Recovering Proceeds from Pre-petition Check

In re Franklin, 254 B.R. 718 (Bankr. W.D. Tenn. 2000), addressed efforts to recover proceeds from the post-petition presentment of a pre-petition check. Bankruptcy Judge G. Harvey Boswell held that the check qualified as a "negotiable instrument" and that the presentment after the petition date did not violate the automatic stay. The court also held that the bank that was without notice of the debtor's chapter 13 filing was not liable for failing to turnover the entire checking account balance on the petition date to the trustee. Ultimately, the court held that the money received upon presentment of the check could be recovered for the benefit of the bankruptcy estate as the avoidance of an unauthorized post-petition transfer from the debtor's account.

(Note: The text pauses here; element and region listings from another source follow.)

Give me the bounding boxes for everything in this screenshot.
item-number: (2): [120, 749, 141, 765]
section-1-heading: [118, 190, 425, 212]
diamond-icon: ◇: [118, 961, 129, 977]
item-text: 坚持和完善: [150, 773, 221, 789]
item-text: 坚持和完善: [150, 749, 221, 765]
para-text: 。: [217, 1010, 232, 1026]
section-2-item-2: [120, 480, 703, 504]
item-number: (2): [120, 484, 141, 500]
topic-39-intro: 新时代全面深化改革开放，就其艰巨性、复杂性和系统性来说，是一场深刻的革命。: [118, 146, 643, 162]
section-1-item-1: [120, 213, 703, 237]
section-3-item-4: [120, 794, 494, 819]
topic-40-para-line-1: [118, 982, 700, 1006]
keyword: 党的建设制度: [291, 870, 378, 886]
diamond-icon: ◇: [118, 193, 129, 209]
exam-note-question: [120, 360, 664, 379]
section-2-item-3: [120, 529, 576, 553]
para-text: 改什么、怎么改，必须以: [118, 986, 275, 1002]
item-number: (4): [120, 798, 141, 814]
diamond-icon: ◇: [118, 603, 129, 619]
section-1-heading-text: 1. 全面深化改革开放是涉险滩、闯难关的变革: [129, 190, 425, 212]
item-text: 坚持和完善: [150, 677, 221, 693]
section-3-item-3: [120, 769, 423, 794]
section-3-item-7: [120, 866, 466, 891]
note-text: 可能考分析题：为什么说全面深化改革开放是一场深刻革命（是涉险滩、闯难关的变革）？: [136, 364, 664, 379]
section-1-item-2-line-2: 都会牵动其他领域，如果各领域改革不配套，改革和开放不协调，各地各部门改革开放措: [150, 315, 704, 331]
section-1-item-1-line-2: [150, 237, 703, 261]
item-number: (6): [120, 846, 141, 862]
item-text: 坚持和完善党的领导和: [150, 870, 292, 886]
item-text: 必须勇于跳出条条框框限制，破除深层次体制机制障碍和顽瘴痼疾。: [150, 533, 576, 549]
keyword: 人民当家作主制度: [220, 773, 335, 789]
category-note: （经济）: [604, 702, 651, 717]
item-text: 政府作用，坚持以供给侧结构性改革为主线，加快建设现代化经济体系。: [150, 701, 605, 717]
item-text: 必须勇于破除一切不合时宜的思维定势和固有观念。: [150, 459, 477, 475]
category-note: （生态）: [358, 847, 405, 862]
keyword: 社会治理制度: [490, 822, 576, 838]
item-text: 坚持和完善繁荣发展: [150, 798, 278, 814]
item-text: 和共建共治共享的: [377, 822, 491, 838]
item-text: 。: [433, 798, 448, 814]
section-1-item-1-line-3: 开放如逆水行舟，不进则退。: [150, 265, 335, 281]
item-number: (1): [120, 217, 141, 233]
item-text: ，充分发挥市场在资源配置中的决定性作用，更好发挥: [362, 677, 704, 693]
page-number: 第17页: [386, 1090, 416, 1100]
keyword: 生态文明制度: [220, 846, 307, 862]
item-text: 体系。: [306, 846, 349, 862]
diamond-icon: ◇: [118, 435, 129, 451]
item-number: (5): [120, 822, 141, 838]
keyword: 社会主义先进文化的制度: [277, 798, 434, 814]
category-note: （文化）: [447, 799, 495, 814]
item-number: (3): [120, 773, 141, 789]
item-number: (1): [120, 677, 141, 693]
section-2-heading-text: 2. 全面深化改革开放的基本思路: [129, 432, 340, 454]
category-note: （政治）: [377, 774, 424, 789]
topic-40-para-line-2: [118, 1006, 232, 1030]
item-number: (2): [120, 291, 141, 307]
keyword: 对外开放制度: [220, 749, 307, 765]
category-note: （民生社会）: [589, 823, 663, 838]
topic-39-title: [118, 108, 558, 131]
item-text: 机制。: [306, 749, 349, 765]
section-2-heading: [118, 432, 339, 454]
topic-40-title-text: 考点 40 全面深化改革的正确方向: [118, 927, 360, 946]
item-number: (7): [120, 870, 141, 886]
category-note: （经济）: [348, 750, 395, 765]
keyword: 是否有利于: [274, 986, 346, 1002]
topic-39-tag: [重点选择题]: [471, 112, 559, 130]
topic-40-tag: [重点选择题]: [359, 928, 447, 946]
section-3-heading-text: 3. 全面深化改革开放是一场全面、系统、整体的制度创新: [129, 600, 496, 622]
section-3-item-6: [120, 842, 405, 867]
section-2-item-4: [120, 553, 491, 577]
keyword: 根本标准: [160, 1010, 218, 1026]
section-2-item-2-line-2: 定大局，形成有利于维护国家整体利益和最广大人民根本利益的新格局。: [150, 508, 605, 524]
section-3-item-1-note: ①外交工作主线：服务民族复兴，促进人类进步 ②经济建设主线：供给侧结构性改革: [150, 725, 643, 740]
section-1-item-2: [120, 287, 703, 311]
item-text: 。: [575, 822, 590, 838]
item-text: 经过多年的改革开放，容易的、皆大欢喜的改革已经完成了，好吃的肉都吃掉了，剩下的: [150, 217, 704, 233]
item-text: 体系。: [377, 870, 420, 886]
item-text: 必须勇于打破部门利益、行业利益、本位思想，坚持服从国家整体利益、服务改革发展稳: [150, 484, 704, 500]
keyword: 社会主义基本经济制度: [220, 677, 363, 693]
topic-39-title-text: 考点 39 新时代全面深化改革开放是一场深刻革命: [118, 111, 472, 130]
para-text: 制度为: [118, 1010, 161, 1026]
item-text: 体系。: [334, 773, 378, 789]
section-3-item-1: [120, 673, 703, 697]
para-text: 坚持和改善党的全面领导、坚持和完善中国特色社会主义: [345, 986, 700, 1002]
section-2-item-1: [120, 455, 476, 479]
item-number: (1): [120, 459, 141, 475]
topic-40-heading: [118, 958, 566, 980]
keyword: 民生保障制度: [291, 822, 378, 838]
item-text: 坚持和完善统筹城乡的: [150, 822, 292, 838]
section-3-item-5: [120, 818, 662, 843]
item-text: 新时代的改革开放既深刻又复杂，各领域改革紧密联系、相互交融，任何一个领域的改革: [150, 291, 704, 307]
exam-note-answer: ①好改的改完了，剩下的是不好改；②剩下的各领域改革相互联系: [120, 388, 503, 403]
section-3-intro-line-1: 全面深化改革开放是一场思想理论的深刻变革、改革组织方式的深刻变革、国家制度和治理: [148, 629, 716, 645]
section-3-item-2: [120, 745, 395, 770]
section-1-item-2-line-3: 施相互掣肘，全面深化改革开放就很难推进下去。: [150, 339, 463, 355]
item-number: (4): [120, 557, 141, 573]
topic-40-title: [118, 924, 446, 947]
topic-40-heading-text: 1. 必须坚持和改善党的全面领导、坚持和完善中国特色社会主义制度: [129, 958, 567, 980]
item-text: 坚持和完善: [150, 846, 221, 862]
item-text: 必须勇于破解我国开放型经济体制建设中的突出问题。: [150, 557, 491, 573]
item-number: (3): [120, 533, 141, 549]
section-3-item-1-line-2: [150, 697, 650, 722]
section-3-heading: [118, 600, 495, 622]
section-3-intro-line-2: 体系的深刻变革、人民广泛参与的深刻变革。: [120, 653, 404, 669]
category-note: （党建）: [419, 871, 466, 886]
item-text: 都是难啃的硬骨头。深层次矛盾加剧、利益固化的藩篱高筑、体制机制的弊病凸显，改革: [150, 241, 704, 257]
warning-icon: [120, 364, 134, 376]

Motion to Dismiss for Failure to Attend §341 Meeting

In In re Rodriguez, 255 B.R. 118 (Bankr. S.D.N.Y. 2000), the chapter 7 trustee moved to dismiss the case based on the debtor's failure to attend the §341 meeting. Bankruptcy Judge Robert E. Gerber held that the relief requested was ineffective and inappropriate to deal with the real issue—the discharge of the debtor where the debtor was not examined. The court took judicial notice that under Fed. R. Evid. 201(1) and (2), the debtor had already been discharged. Under Bankruptcy Rule 4004(a), the trustee had 60 days from the time first set for the §341 meeting to object to the discharge, but did not do so. The trustee could have sought an extension of time to object to discharge, and the failure to attend a §341 examination would have constituted cause for such an extension. However, the time for filing such a motion had already expired. Thus, the court denied the motion to dismiss the case, but authorized and directed the trustee to seek an order authorizing the examination of the debtor pursuant to Bankruptcy Rule 2004. If the debtor ignored the Rule 2004 order, the trustee could request an arrest under Bankruptcy Rule 2005, seek to revoke the discharge under §727(d)(3) and/or seek to dismiss the case as prejudiced under §349(a).